By engaging in product discovery and continuous discovery, teams focus on not simply shipping new features, but ensuring that those new features actually create value for both the business and their customers.
Product delivery, on the other hand, answers the age-old question, “How should we build it?” At this point you might know what you need the product to do, but you’re not quite sure how to accomplish that goal.
If product discovery is about continuously developing a backlog, then continuous delivery is focused on constantly building, testing, and deploying new products and features.
How do you practice continuous discovery and product discovery?
Product discovery coach Theresa Torres says teams need to adapt 3 important mindsets to practice continuous discovery for product teams.
While product managers make decisions for the business, designers focus on the customer experience and engineers on what is possible given the organization’s current tech stack.
But other stakeholders–including quality assurance engineers, UX researchers, CX, data scientists, development, IT/OPs, and marketers–are also involved in various stages of the process.
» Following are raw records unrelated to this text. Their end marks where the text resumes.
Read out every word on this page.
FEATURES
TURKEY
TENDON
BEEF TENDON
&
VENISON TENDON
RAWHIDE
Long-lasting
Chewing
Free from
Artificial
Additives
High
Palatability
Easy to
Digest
Some methods that help teams overcome silos and align include:
- Experience mapping, which focuses on the customers’ needs
- Opportunity solution trees, which help keep teams aligned on product’s roadmap
- User story mapping, which keeps teams informed about proposed solutions
All stakeholders can work together, however, to uncover customer needs, wants, pain points, and desires.
The bottom line? It’s all about breaking down silos and avoiding hand offs.
Successful companies like Amazon and Netflix obsess around their customer, making constant changes that continue to enhance the customer experience.
Discovery is never done, which is why it’s important that product teams touch base with customers as often as possible. User interviews and A/B tests help ensure that your features will have a positive business impact.
Similarly, it’s crucial that teams carve out time to meet about customer data. More teams are investing in platforms that come with real-time insights that provide information about conversion rates, business opportunities, KPIs, and more.
Finally, it’s important to remember that most features and ideas will fail, or won’t exactly live up to expectations on the first try.
Successful teams prepare for the worst case scenarios, which means they are continuously seeking out new solutions and business opportunities.